I have written code to serialize objects to JSON and BSON. According to my output, the BSON produced is greater in size than the JSON. Is this expected?
From my code for Bson.class
(using Jackson and bson4jackson)
private ByteArrayOutputStream baos = new ByteArrayOutputStream();
private BsonFactory fac = new BsonFactory();
private ObjectMapper mapper = new ObjectMapper(fac);
public Bson(Object obj) throws JsonGenerationException,
JsonMappingException, IOException {
mapper.writeValue(baos, obj);
}
public int size() {
return baos.size();
}
public String toString() {
byte[] bytes = baos.toByteArray();
return new String(bytes);
}
From my Json.class
private ByteArrayOutputStream baos = new ByteArrayOutputStream();
private ObjectMapper mapper = new ObjectMapper();
public Json(Object obj) throws JsonGenerationException,
JsonMappingException, IOException {
mapper.writeValue(baos, obj);
}
(size()
and toString()
as above)
My POJOs are Person.class
and Address.class
.
In my main class:
Address a = new Address("Jln Koli", "90121", "Vila", "Belgium");
Person p = new Person("Ali Bin Baba", new Date(), 90.0, 12, a);
List<Person> persons = new LinkedList<>();
persons.add(p);
persons.add(p);
Bson bson = new Bson(persons);
Json json = new Json(persons);
System.out.println("Bson : " + bson.size() + ", data : " + bson.toString());
System.out.println("Json : " + json.size() + ", data : " + json.toString());
The ouput:
Bson : 301, data : -
Json : 285, data : [{"name":"Ali Bin Baba","birthd...
My Question:
- Is that output true, or is my code wrong?

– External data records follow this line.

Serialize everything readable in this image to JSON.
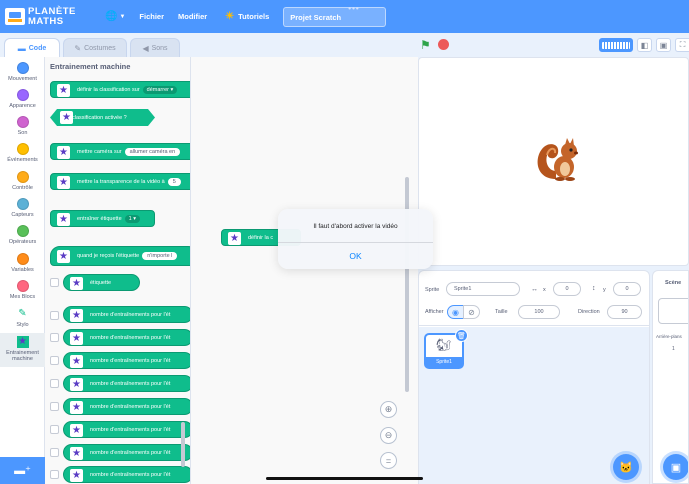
{
  "menubar": {
    "logo_line1": "PLANÈTE",
    "logo_line2": "MATHS",
    "file": "Fichier",
    "edit": "Modifier",
    "tutorials": "Tutoriels",
    "project_title": "Projet Scratch",
    "dots": "•••"
  },
  "tabs": {
    "code": "Code",
    "costumes": "Costumes",
    "sounds": "Sons"
  },
  "categories": [
    {
      "label": "Mouvement",
      "color": "#4c97ff"
    },
    {
      "label": "Apparence",
      "color": "#9966ff"
    },
    {
      "label": "Son",
      "color": "#cf63cf"
    },
    {
      "label": "Événements",
      "color": "#ffbf00"
    },
    {
      "label": "Contrôle",
      "color": "#ffab19"
    },
    {
      "label": "Capteurs",
      "color": "#5cb1d6"
    },
    {
      "label": "Opérateurs",
      "color": "#59c059"
    },
    {
      "label": "Variables",
      "color": "#ff8c1a"
    },
    {
      "label": "Mes Blocs",
      "color": "#ff6680"
    },
    {
      "label": "Stylo"
    },
    {
      "label1": "Entrainement",
      "label2": "machine"
    }
  ],
  "palette": {
    "title": "Entrainement machine",
    "blocks": {
      "b1": "définir la classification sur",
      "b1_field": "démarrer ▾",
      "b2": "classification activée ?",
      "b3": "mettre caméra sur",
      "b3_field": "allumer caméra en",
      "b4": "mettre la transparence de la vidéo à",
      "b4_field": "5",
      "b5": "entraîner étiquette",
      "b5_field": "1 ▾",
      "b6": "quand je reçois l'étiquette",
      "b6_field": "n'importe l",
      "b7": "étiquette",
      "count": "nombre d'entraînements pour l'ét"
    }
  },
  "scripts": {
    "block": "définir la c"
  },
  "dialog": {
    "message": "Il faut d'abord activer la vidéo",
    "ok": "OK"
  },
  "sprite_info": {
    "sprite_label": "Sprite",
    "sprite_name": "Sprite1",
    "x_label": "x",
    "x_value": "0",
    "y_label": "y",
    "y_value": "0",
    "show_label": "Afficher",
    "size_label": "Taille",
    "size_value": "100",
    "direction_label": "Direction",
    "direction_value": "90"
  },
  "sprite_list": {
    "thumb_name": "Sprite1"
  },
  "stage_pane": {
    "title": "Scène",
    "backdrops_label": "Arrière-plans",
    "backdrops_count": "1"
  },
  "colors": {
    "accent": "#4c97ff",
    "extension_green": "#0fbd8c"
  }
}
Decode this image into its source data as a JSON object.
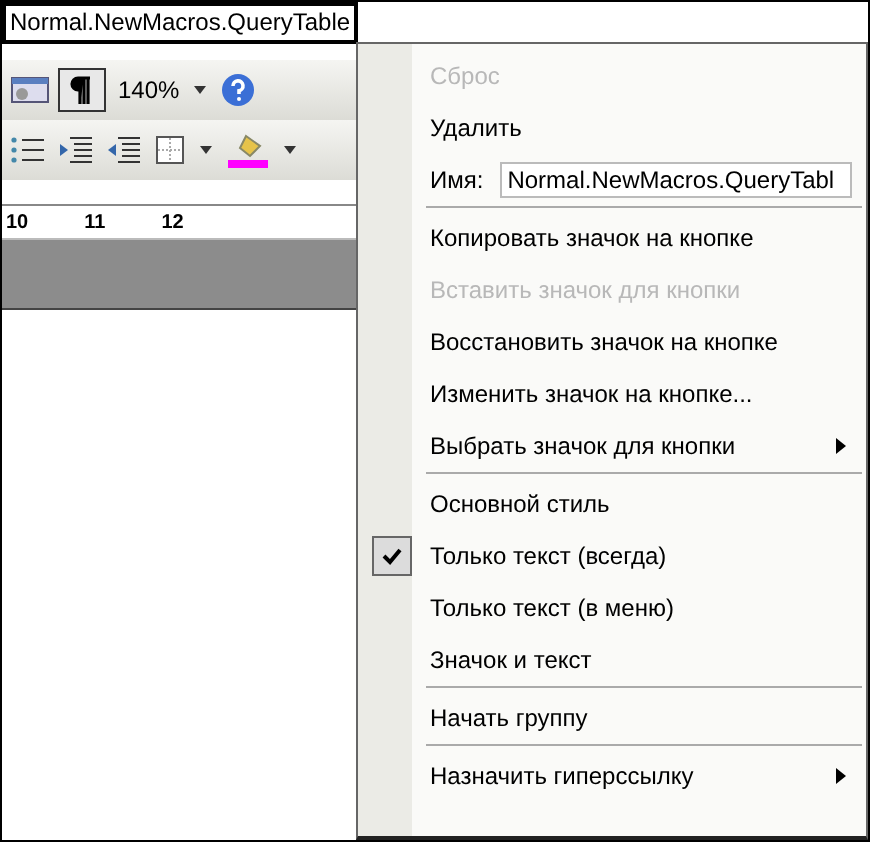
{
  "tooltip": "Normal.NewMacros.QueryTable",
  "toolbar": {
    "zoom": "140%",
    "ruler": [
      "10",
      "11",
      "12"
    ]
  },
  "menu": {
    "items": [
      {
        "kind": "command",
        "label": "Сброс",
        "disabled": true,
        "checked": false,
        "group_start": false
      },
      {
        "kind": "command",
        "label": "Удалить",
        "disabled": false,
        "checked": false,
        "group_start": false
      },
      {
        "kind": "field",
        "label": "Имя:",
        "value": "Normal.NewMacros.QueryTabl",
        "disabled": false,
        "checked": false,
        "group_start": false
      },
      {
        "kind": "command",
        "label": "Копировать значок на кнопке",
        "disabled": false,
        "checked": false,
        "group_start": true
      },
      {
        "kind": "command",
        "label": "Вставить значок для кнопки",
        "disabled": true,
        "checked": false,
        "group_start": false
      },
      {
        "kind": "command",
        "label": "Восстановить значок на кнопке",
        "disabled": false,
        "checked": false,
        "group_start": false
      },
      {
        "kind": "command",
        "label": "Изменить значок на кнопке...",
        "disabled": false,
        "checked": false,
        "group_start": false
      },
      {
        "kind": "submenu",
        "label": "Выбрать значок для кнопки",
        "disabled": false,
        "checked": false,
        "group_start": false
      },
      {
        "kind": "command",
        "label": "Основной стиль",
        "disabled": false,
        "checked": false,
        "group_start": true
      },
      {
        "kind": "command",
        "label": "Только текст (всегда)",
        "disabled": false,
        "checked": true,
        "group_start": false
      },
      {
        "kind": "command",
        "label": "Только текст (в меню)",
        "disabled": false,
        "checked": false,
        "group_start": false
      },
      {
        "kind": "command",
        "label": "Значок и текст",
        "disabled": false,
        "checked": false,
        "group_start": false
      },
      {
        "kind": "command",
        "label": "Начать группу",
        "disabled": false,
        "checked": false,
        "group_start": true
      },
      {
        "kind": "submenu",
        "label": "Назначить гиперссылку",
        "disabled": false,
        "checked": false,
        "group_start": true
      }
    ]
  }
}
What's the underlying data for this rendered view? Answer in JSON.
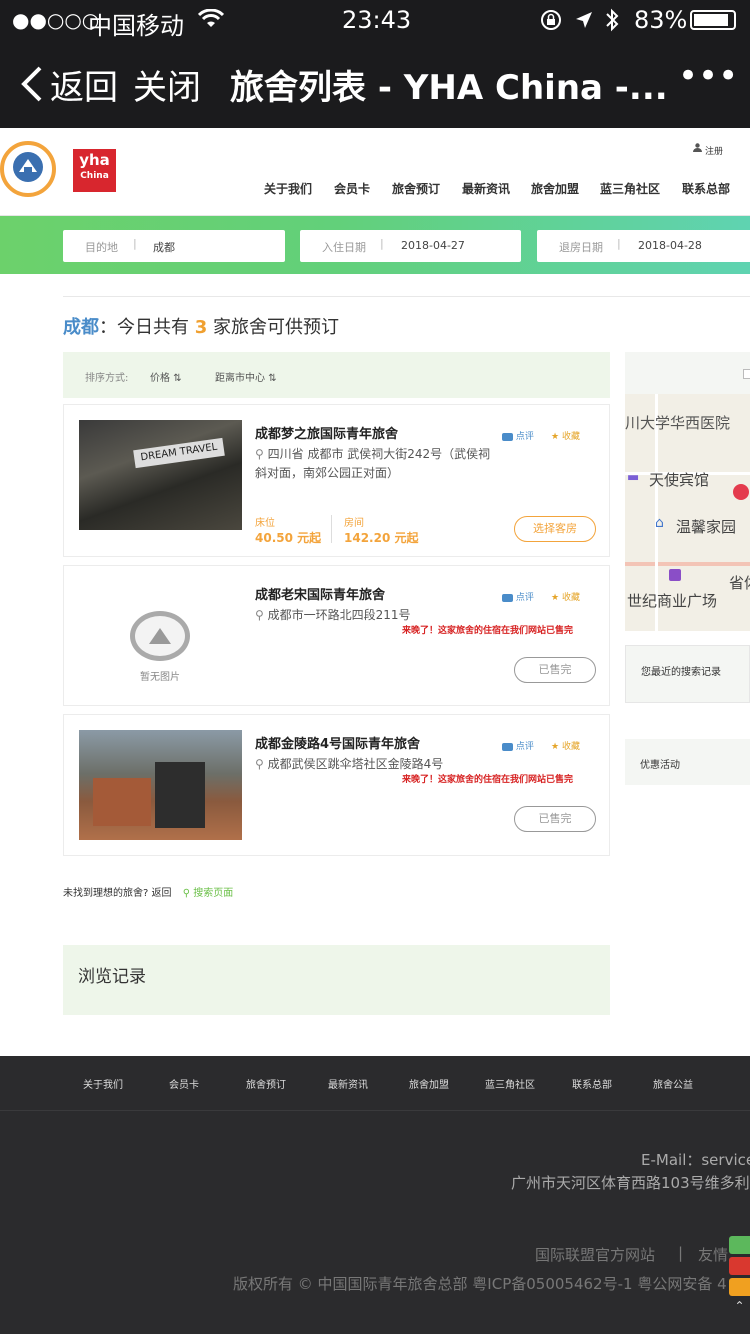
{
  "status": {
    "signal": "●●○○○",
    "carrier": "中国移动",
    "time": "23:43",
    "battery": "83%"
  },
  "nav": {
    "back": "返回",
    "close": "关闭",
    "title": "旅舍列表 - YHA China -...",
    "more": "•••"
  },
  "brand": {
    "logo_text": "yha",
    "logo_sub": "China",
    "register": "注册"
  },
  "menu": [
    "关于我们",
    "会员卡",
    "旅舍预订",
    "最新资讯",
    "旅舍加盟",
    "蓝三角社区",
    "联系总部"
  ],
  "search": {
    "dest_label": "目的地",
    "dest_value": "成都",
    "checkin_label": "入住日期",
    "checkin_value": "2018-04-27",
    "checkout_label": "退房日期",
    "checkout_value": "2018-04-28"
  },
  "summary": {
    "city": "成都",
    "prefix": "：今日共有",
    "count": "3",
    "suffix": "家旅舍可供预订"
  },
  "sort": {
    "label": "排序方式:",
    "price": "价格",
    "distance": "距离市中心"
  },
  "hostels": [
    {
      "name": "成都梦之旅国际青年旅舍",
      "address": "四川省 成都市 武侯祠大街242号（武侯祠斜对面，南郊公园正对面）",
      "review": "点评",
      "favorite": "收藏",
      "bed_label": "床位",
      "bed_price": "40.50 元起",
      "room_label": "房间",
      "room_price": "142.20 元起",
      "button": "选择客房"
    },
    {
      "name": "成都老宋国际青年旅舍",
      "address": "成都市一环路北四段211号",
      "review": "点评",
      "favorite": "收藏",
      "note": "来晚了！这家旅舍的住宿在我们网站已售完",
      "no_image": "暂无图片",
      "button": "已售完"
    },
    {
      "name": "成都金陵路4号国际青年旅舍",
      "address": "成都武侯区跳伞塔社区金陵路4号",
      "review": "点评",
      "favorite": "收藏",
      "note": "来晚了！这家旅舍的住宿在我们网站已售完",
      "button": "已售完"
    }
  ],
  "map_labels": [
    "川大学华西医院",
    "天使宾馆",
    "温馨家园",
    "世纪商业广场",
    "省体"
  ],
  "side": {
    "recent_search": "您最近的搜索记录",
    "promotion": "优惠活动"
  },
  "notfound": {
    "text": "未找到理想的旅舍? 返回",
    "link": "搜索页面"
  },
  "history_title": "浏览记录",
  "footer_menu": [
    "关于我们",
    "会员卡",
    "旅舍预订",
    "最新资讯",
    "旅舍加盟",
    "蓝三角社区",
    "联系总部",
    "旅舍公益"
  ],
  "footer": {
    "email": "E-Mail：service",
    "address": "广州市天河区体育西路103号维多利",
    "links": "国际联盟官方网站",
    "divider": "|",
    "friends": "友情",
    "copyright": "版权所有 © 中国国际青年旅舍总部  粤ICP备05005462号-1    粤公网安备 4"
  },
  "colors": {
    "accent_blue": "#4a8cc9",
    "accent_orange": "#f3a43c",
    "sold_red": "#d72222",
    "band_green": "#6cd16b"
  }
}
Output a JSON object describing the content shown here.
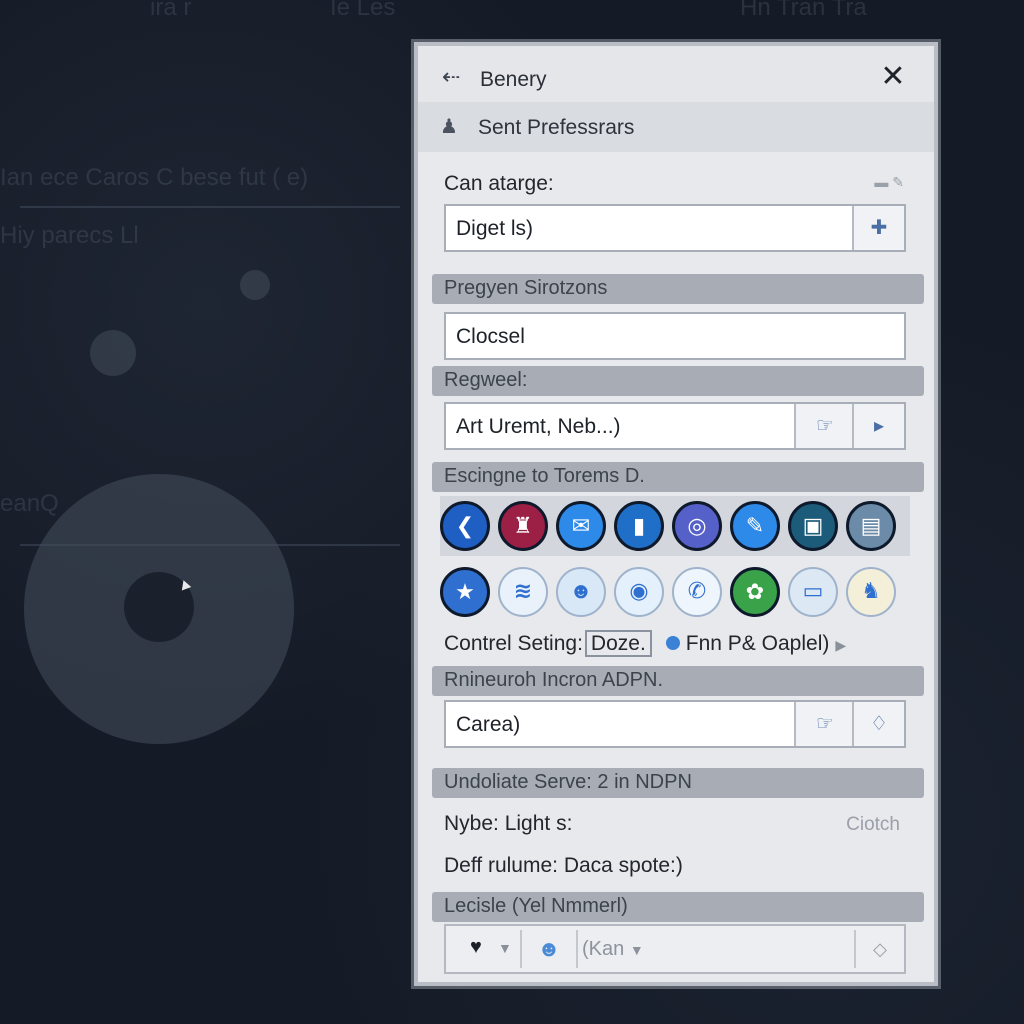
{
  "background": {
    "texts": [
      "ira r",
      "Ie Les",
      "Hn Tran Tra",
      "Ian ece Caros C bese fut ( e)",
      "Hiy parecs Ll",
      "eanQ"
    ]
  },
  "dialog": {
    "back_icon": "arrow-left-icon",
    "title": "Benery",
    "close_icon": "close-icon",
    "subtitle": "Sent Prefessrars",
    "can_atarge_label": "Can atarge:",
    "digest_value": "Diget ls)",
    "digest_btn_icon": "plus-cross-icon",
    "section1": "Pregyen Sirotzons",
    "closel_value": "Clocsel",
    "section2": "Regweel:",
    "art_value": "Art Uremt, Neb...)",
    "section3": "Escingne to Torems D.",
    "icons_row1": [
      {
        "name": "chevron-left-app-icon",
        "glyph": "❮",
        "color": "#1f5fc4"
      },
      {
        "name": "red-bag-app-icon",
        "glyph": "♜",
        "color": "#9c1f45"
      },
      {
        "name": "chat-bubble-app-icon",
        "glyph": "✉",
        "color": "#2e8ae8"
      },
      {
        "name": "phone-app-icon",
        "glyph": "▮",
        "color": "#1f6fc8"
      },
      {
        "name": "ring-app-icon",
        "glyph": "◎",
        "color": "#5560c8"
      },
      {
        "name": "pen-app-icon",
        "glyph": "✎",
        "color": "#2e8ae8"
      },
      {
        "name": "document-app-icon",
        "glyph": "▣",
        "color": "#1d5b7a"
      },
      {
        "name": "gallery-app-icon",
        "glyph": "▤",
        "color": "#6b8ba8"
      }
    ],
    "icons_row2": [
      {
        "name": "star-app-icon",
        "glyph": "★",
        "color": "#2f6fd0"
      },
      {
        "name": "wifi-app-icon",
        "glyph": "≋",
        "color": "#e9f2fb"
      },
      {
        "name": "character-app-icon",
        "glyph": "☻",
        "color": "#d9e8f7"
      },
      {
        "name": "search-app-icon",
        "glyph": "◉",
        "color": "#e4f0fb"
      },
      {
        "name": "phone-call-app-icon",
        "glyph": "✆",
        "color": "#eef5fc"
      },
      {
        "name": "flower-app-icon",
        "glyph": "✿",
        "color": "#3aa34a"
      },
      {
        "name": "monitor-app-icon",
        "glyph": "▭",
        "color": "#dce8f3"
      },
      {
        "name": "pet-app-icon",
        "glyph": "♞",
        "color": "#f4efd8"
      }
    ],
    "control_label": "Contrel Seting:",
    "control_value": "Doze.",
    "fnn_label": "Fnn P& Oaplel)",
    "section4": "Rnineuroh Incron ADPN.",
    "carea_value": "Carea)",
    "section5": "Undoliate Serve: 2 in NDPN",
    "nybe_label": "Nybe: Light s:",
    "nybe_value": "Ciotch",
    "deff_label": "Deff rulume: Daca spote:)",
    "section6": "Lecisle (Yel Nmmerl)",
    "bottom_text": "(Kan"
  }
}
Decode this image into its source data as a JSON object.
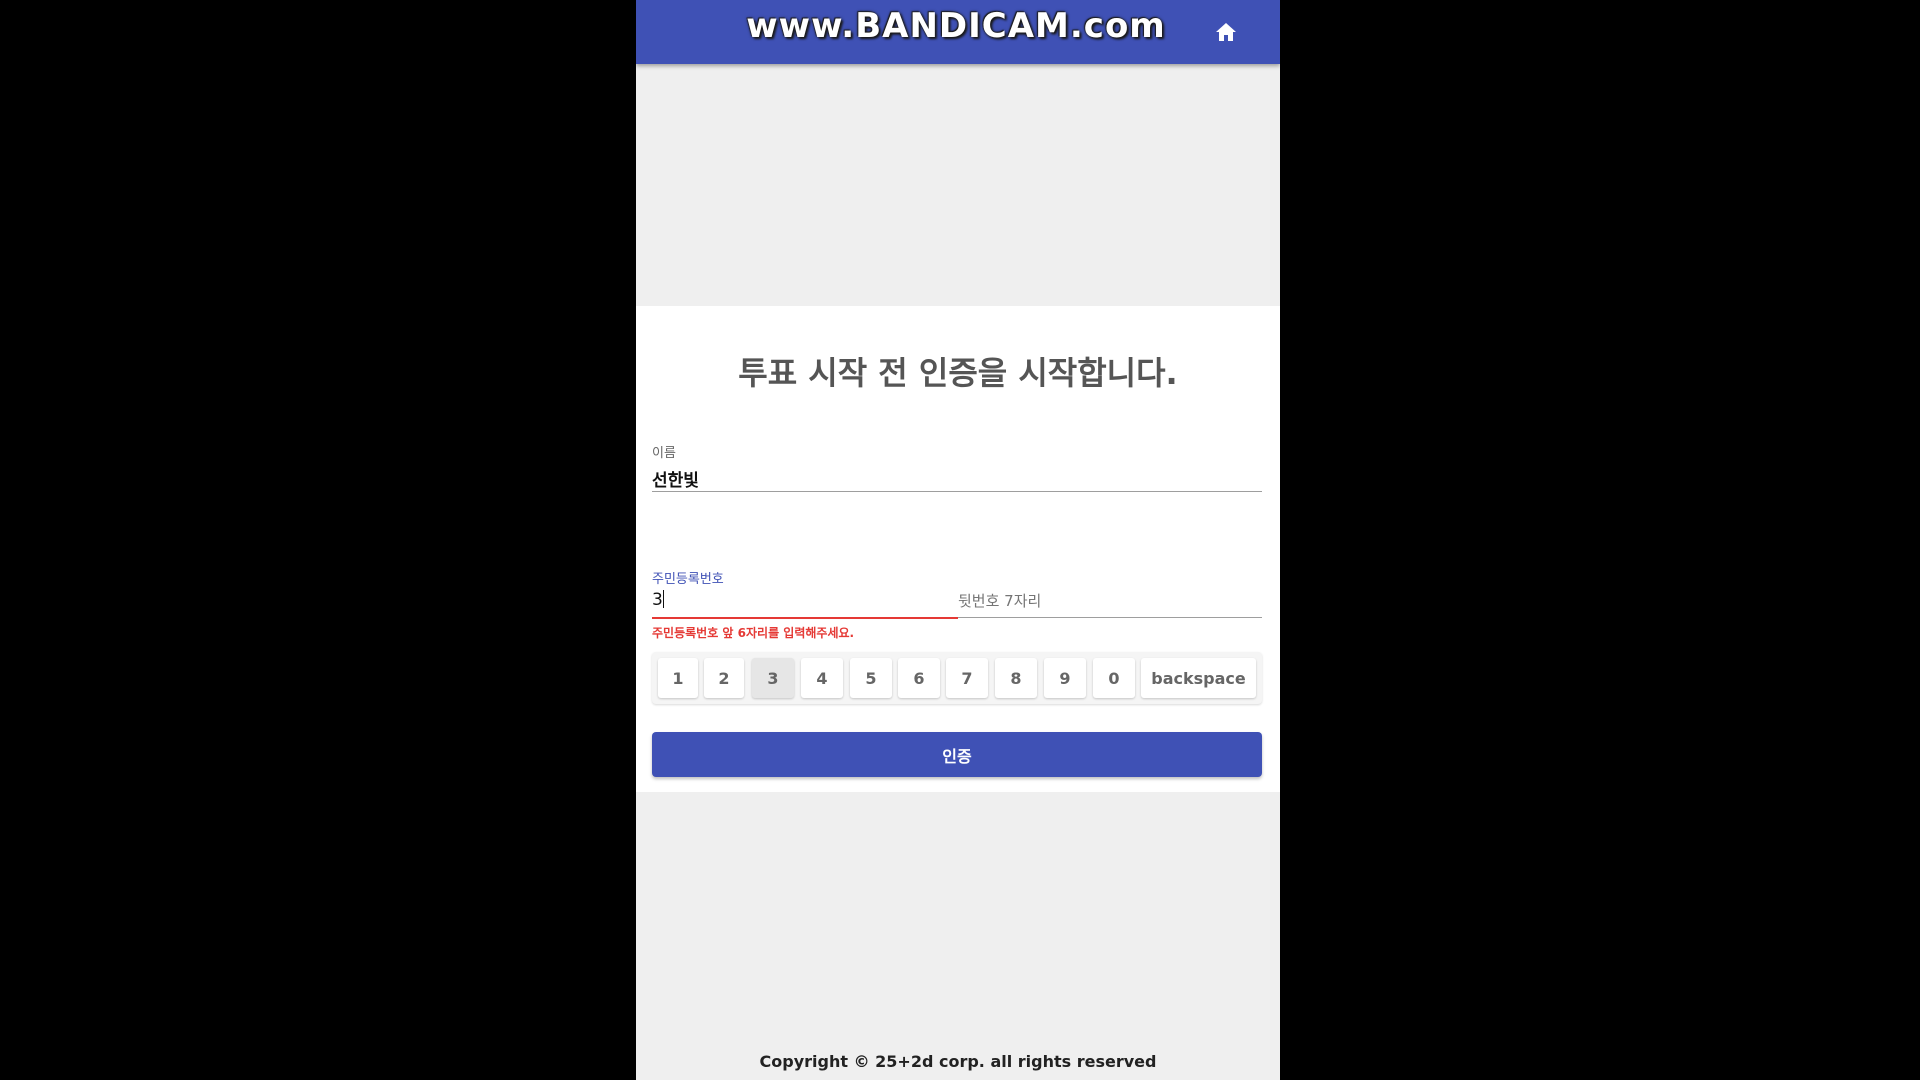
{
  "watermark": "www.BANDICAM.com",
  "header": {
    "home_icon": "home-icon",
    "bar_color": "#3f51b5"
  },
  "card": {
    "heading": "투표 시작 전 인증을 시작합니다.",
    "name_label": "이름",
    "name_value": "선한빛",
    "rrn_label": "주민등록번호",
    "rrn_front_value": "3",
    "rrn_back_placeholder": "뒷번호 7자리",
    "error_message": "주민등록번호 앞 6자리를 입력해주세요."
  },
  "keypad": {
    "keys": [
      "1",
      "2",
      "3",
      "4",
      "5",
      "6",
      "7",
      "8",
      "9",
      "0"
    ],
    "backspace_label": "backspace",
    "pressed_key": "3"
  },
  "submit_label": "인증",
  "footer": "Copyright © 25+2d corp. all rights reserved",
  "colors": {
    "primary": "#3f51b5",
    "error": "#e53935"
  }
}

- Any suggestion to check/test, to compare the sizes of BSON and JSON?
From the BSON FAQ:
BSON is designed to be efficient in space, but in many cases is not
much more efficient than JSON. In some cases BSON uses even more space
than JSON. The reason for this is another of the BSON design goals:
traversability. BSON adds some "extra" information to documents, like
length prefixes, that make it easy and fast to traverse.
BSON is also designed to be fast to encode and decode. For example,
integers are stored as 32 (or 64) bit integers, so they don't need to
be parsed to and from text. This uses more space than JSON for small
integers, but is much faster to parse.
For a string field, the overhead in JSON is 6 bytes -- 4 quotes, a colon and a comma. In BSON it's 7 -- entry type byte, null terminator to field name, 4 byte string length, null terminator to value.
For an integer field, the JSON length depends on the size of the number. "1" is just one byte. "1000000" is 7 bytes. In BSON both of these would be a 4 byte 32 bit integer. The situation with floating point numbers is similar.
BSON is not intended to be smaller. It is intended to be closer to the structures that computers work with natively, so that it can be worked with more efficiently -- that is one meaning of "light".
If you're not chasing extreme levels of performance (as the MongoDB developers who designed BSON are), then I would advise using JSON -- the human-readability is a great benefit to the developer. As long as you use a library like Jackson, migrating to BSON later should not be hard -- as you can see by how almost identical your own BSON and JSON classes are.
Bear in mind that if size is an issue, both JSON and BSON should compress well.
The property "foo":"bar"
consumes 11 bytes in UTF-8 encoded JSON. In BSON it consumes 13:
bytes description
============================================
1 entry type value \x02
3 "foo"
1 NUL \x00
4 int32 string length (4 -- includes the NUL)
3 "bar"
1 NUL \x00
There are many cases in which JSON will be more compact.